If President Trump’s approval ratings continue to move in the same direction, he will be untouchable in the 2020 elections.
A recent poll from Rasmussen shows President Trump’s approval rating at 50 percent, which is higher than what former President Obama’s approval rating was at the same point in his presidency.
The poll compared August 2, 2018, of President Trump to August 2, 2010, of former President Obama.
With the mid-term elections coming up, everything is on the line. Republicans must maintain control of both the House and Senate in order to push through President Trump’s agenda. –Fox 32 Chicago
Investors Business Daily reports that if President Trump’s re-election prospects hinge on the success of his economic policies, his prospects for 2020 look pretty good right now, a new IBD/TIPP Poll suggests. Americans aren’t just more optimistic, but groups not known to be Trump-friendly in their politics are among the most optimistic of all.
We noted in an earlier piece that the U.S. seems to have undergone a significant mood shift, with the share of Americans saying they’re optimistic about the direction of the country rising above 50 for the first time since January 2005. Along with that, the Presidential Leadership Index jumped 3.2% to 45.7 in August, the highest since Trump’s first month in office.
Those data have been confirmed by the IBD/TIPP Economic Optimism Index, which rose 2.8% to 58 in August, its highest since January of 2004. With GDP growth at 4.1% in the second quarter and unemployment currently at an ultralow 3.9%, it’s no wonder.

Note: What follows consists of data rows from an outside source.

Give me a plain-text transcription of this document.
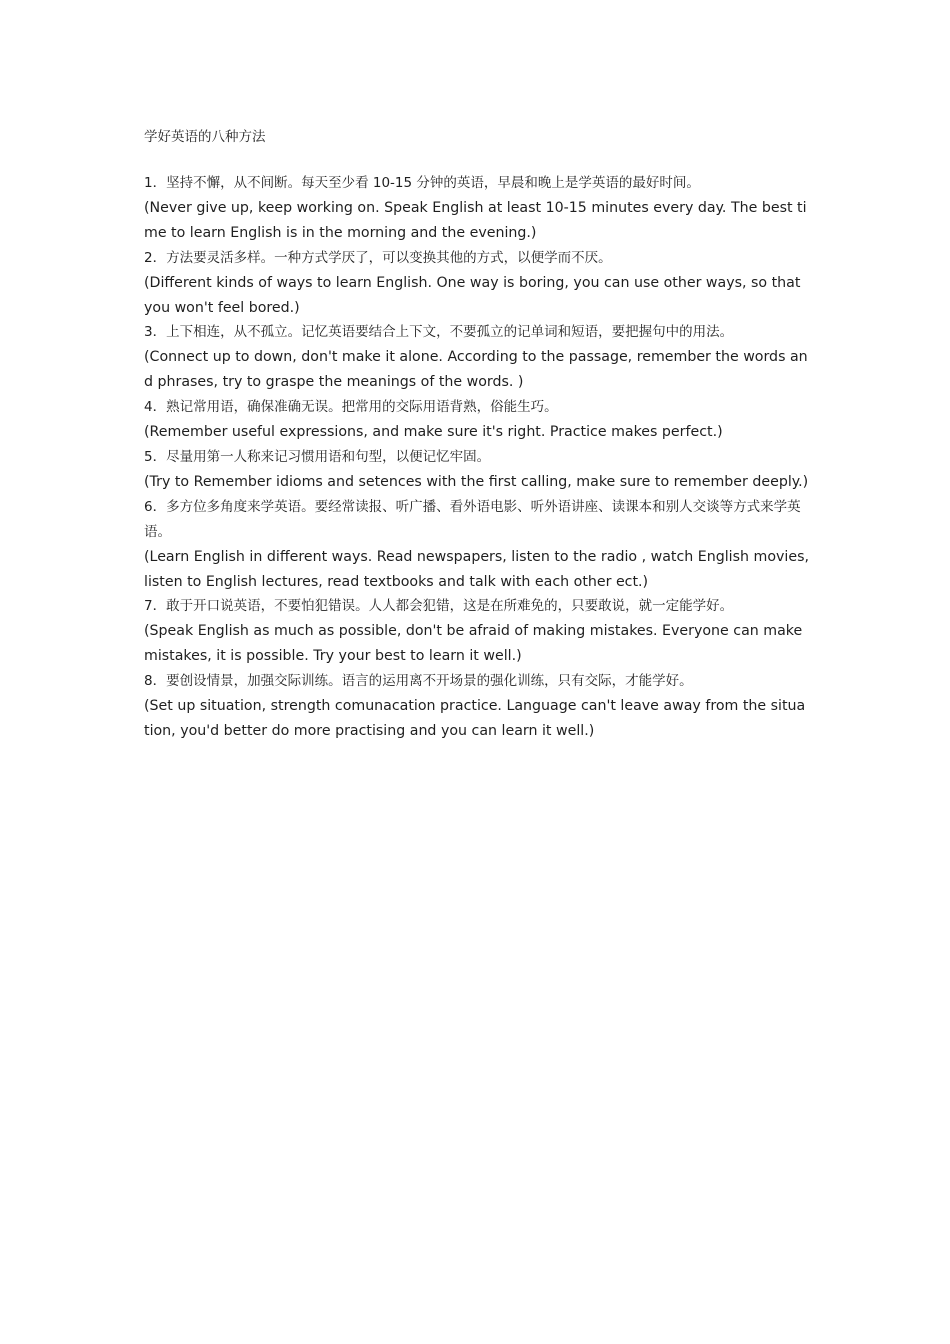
学好英语的八种方法

1．坚持不懈，从不间断。每天至少看 10-15 分钟的英语，早晨和晚上是学英语的最好时间。

(Never give up, keep working on. Speak English at least 10-15 minutes every day. The best time to learn English is in the morning and the evening.)

2．方法要灵活多样。一种方式学厌了，可以变换其他的方式，以便学而不厌。

(Different kinds of ways to learn English. One way is boring, you can use other ways, so that you won't feel bored.)

3．上下相连，从不孤立。记忆英语要结合上下文，不要孤立的记单词和短语，要把握句中的用法。

(Connect up to down, don't make it alone. According to the passage, remember the words and phrases, try to graspe the meanings of the words. )

4．熟记常用语，确保准确无误。把常用的交际用语背熟，俗能生巧。

(Remember useful expressions, and make sure it's right. Practice makes perfect.)

5．尽量用第一人称来记习惯用语和句型，以便记忆牢固。

(Try to Remember idioms and setences with the first calling, make sure to remember deeply.)

6．多方位多角度来学英语。要经常读报、听广播、看外语电影、听外语讲座、读课本和别人交谈等方式来学英语。

(Learn English in different ways. Read newspapers, listen to the radio , watch English movies, listen to English lectures, read textbooks and talk with each other ect.)

7．敢于开口说英语，不要怕犯错误。人人都会犯错，这是在所难免的，只要敢说，就一定能学好。

(Speak English as much as possible, don't be afraid of making mistakes. Everyone can make mistakes, it is possible. Try your best to learn it well.)

8．要创设情景，加强交际训练。语言的运用离不开场景的强化训练，只有交际，才能学好。

(Set up situation, strength comunacation practice. Language can't leave away from the situation, you'd better do more practising and you can learn it well.)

That economic optimism number for August, by the way, is the highest of Trump’s presidency. And it is the longest stretch ever — 23 months — above the make-or-break level of 50 for the optimism index.
People are feeling more secure in their finances than they have at least since the early 2000s.

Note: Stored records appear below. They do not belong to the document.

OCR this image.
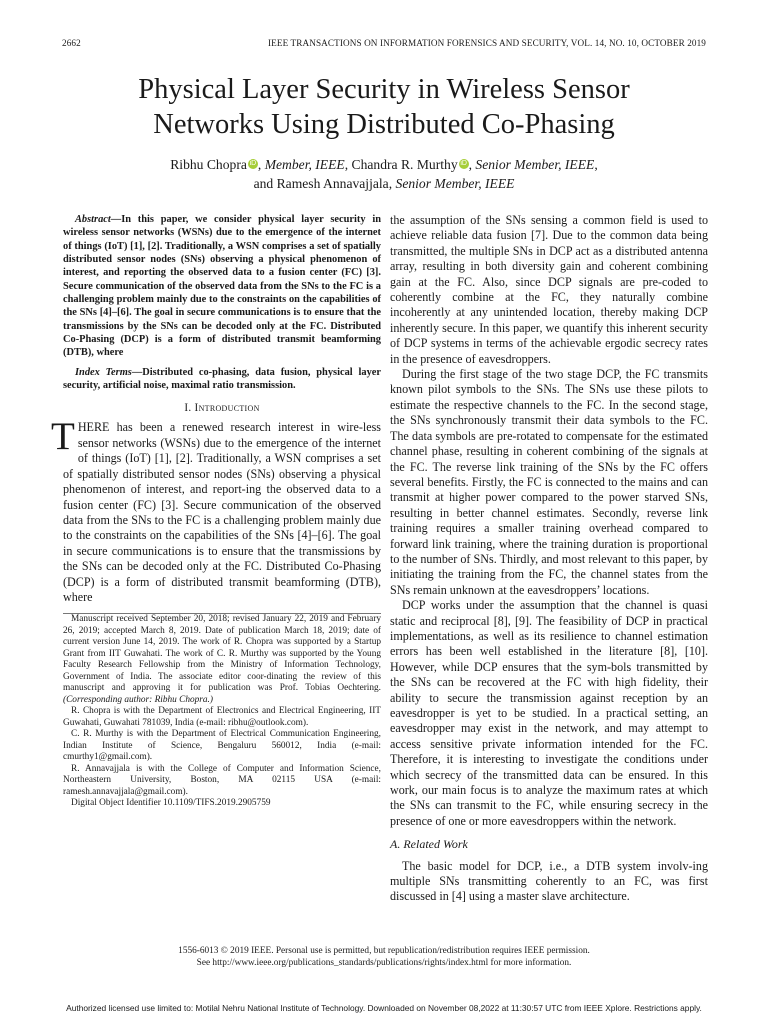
2662	IEEE TRANSACTIONS ON INFORMATION FORENSICS AND SECURITY, VOL. 14, NO. 10, OCTOBER 2019
Physical Layer Security in Wireless Sensor
Networks Using Distributed Co-Phasing
Ribhu Chopra iD , Member, IEEE, Chandra R. Murthy iD , Senior Member, IEEE,
and Ramesh Annavajjala, Senior Member, IEEE

Abstract—In this paper, we consider physical layer security in wireless sensor networks (WSNs) due to the emergence of the internet of things (IoT) [1], [2]. Traditionally, a WSN comprises a set of spatially distributed sensor nodes (SNs) observing a physical phenomenon of interest, and reporting the observed data to a fusion center (FC) [3]. Secure communication of the observed data from the SNs to the FC is a challenging problem mainly due to the constraints on the capabilities of the SNs [4]–[6]. The goal in secure communications is to ensure that the transmissions by the SNs can be decoded only at the FC. Distributed Co-Phasing (DCP) is a form of distributed transmit beamforming (DTB), where

Index Terms—Distributed co-phasing, data fusion, physical layer security, artificial noise, maximal ratio transmission.

I. Introduction

THERE has been a renewed research interest in wire-less sensor networks (WSNs) due to the emergence of the internet of things (IoT) [1], [2]. Traditionally, a WSN comprises a set of spatially distributed sensor nodes (SNs) observing a physical phenomenon of interest, and report-ing the observed data to a fusion center (FC) [3]. Secure communication of the observed data from the SNs to the FC is a challenging problem mainly due to the constraints on the capabilities of the SNs [4]–[6]. The goal in secure communications is to ensure that the transmissions by the SNs can be decoded only at the FC. Distributed Co-Phasing (DCP) is a form of distributed transmit beamforming (DTB), where

Manuscript received September 20, 2018; revised January 22, 2019 and February 26, 2019; accepted March 8, 2019. Date of publication March 18, 2019; date of current version June 14, 2019. The work of R. Chopra was supported by a Startup Grant from IIT Guwahati. The work of C. R. Murthy was supported by the Young Faculty Research Fellowship from the Ministry of Information Technology, Government of India. The associate editor coor-dinating the review of this manuscript and approving it for publication was Prof. Tobias Oechtering. (Corresponding author: Ribhu Chopra.)

R. Chopra is with the Department of Electronics and Electrical Engineering, IIT Guwahati, Guwahati 781039, India (e-mail: ribhu@outlook.com).

C. R. Murthy is with the Department of Electrical Communication Engineering, Indian Institute of Science, Bengaluru 560012, India (e-mail: cmurthy1@gmail.com).

R. Annavajjala is with the College of Computer and Information Science, Northeastern University, Boston, MA 02115 USA (e-mail: ramesh.annavajjala@gmail.com).

Digital Object Identifier 10.1109/TIFS.2019.2905759

the assumption of the SNs sensing a common field is used to achieve reliable data fusion [7]. Due to the common data being transmitted, the multiple SNs in DCP act as a distributed antenna array, resulting in both diversity gain and coherent combining gain at the FC. Also, since DCP signals are pre-coded to coherently combine at the FC, they naturally combine incoherently at any unintended location, thereby making DCP inherently secure. In this paper, we quantify this inherent security of DCP systems in terms of the achievable ergodic secrecy rates in the presence of eavesdroppers.

During the first stage of the two stage DCP, the FC transmits known pilot symbols to the SNs. The SNs use these pilots to estimate the respective channels to the FC. In the second stage, the SNs synchronously transmit their data symbols to the FC. The data symbols are pre-rotated to compensate for the estimated channel phase, resulting in coherent combining of the signals at the FC. The reverse link training of the SNs by the FC offers several benefits. Firstly, the FC is connected to the mains and can transmit at higher power compared to the power starved SNs, resulting in better channel estimates. Secondly, reverse link training requires a smaller training overhead compared to forward link training, where the training duration is proportional to the number of SNs. Thirdly, and most relevant to this paper, by initiating the training from the FC, the channel states from the SNs remain unknown at the eavesdroppers’ locations.

DCP works under the assumption that the channel is quasi static and reciprocal [8], [9]. The feasibility of DCP in practical implementations, as well as its resilience to channel estimation errors has been well established in the literature [8], [10]. However, while DCP ensures that the sym-bols transmitted by the SNs can be recovered at the FC with high fidelity, their ability to secure the transmission against reception by an eavesdropper is yet to be studied. In a practical setting, an eavesdropper may exist in the network, and may attempt to access sensitive private information intended for the FC. Therefore, it is interesting to investigate the conditions under which secrecy of the transmitted data can be ensured. In this work, our main focus is to analyze the maximum rates at which the SNs can transmit to the FC, while ensuring secrecy in the presence of one or more eavesdroppers within the network.

A. Related Work

The basic model for DCP, i.e., a DTB system involv-ing multiple SNs transmitting coherently to an FC, was first discussed in [4] using a master slave architecture.

1556-6013 © 2019 IEEE. Personal use is permitted, but republication/redistribution requires IEEE permission.
See http://www.ieee.org/publications_standards/publications/rights/index.html for more information.
Authorized licensed use limited to: Motilal Nehru National Institute of Technology. Downloaded on November 08,2022 at 11:30:57 UTC from IEEE Xplore. Restrictions apply.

What’s intriguing about this, as we noted, is that some of those who feel the economy’s reviving “animal spirits” most keenly aren’t necessarily big Trump fans.
Those aged 25-44, roughly the same demographic cohort as the millennial age group, saw their optimism about the economy jump to 63.7 in August, a 10% gain from July. That, too, is an all-time high.
Then there are the independents. They make up more than a third of the electorate these days. Though not organized, they are a de facto third party in American politics. Their optimism about the economy jumped 7% in August to 57.2.
It’s important to note that these are key parts of the electorate that both Democrats and Republicans are fighting over. If both groups are overwhelmingly happy with how the economy’s going, how likely are they to vote out those now in power? Especially now that, at 52.1, our Federal Economic Policies index is at its second-highest level since December 2006.
The point is, for all the trauma and hysteria that President Trump’s tweets cause among the media, average Americans seem mostly to ignore it. But they like his economic policies — based on lower taxes and deregulation — and the faster growth and plentiful jobs that come with them.
If this were an economic report card, Trump would get an ‘A.’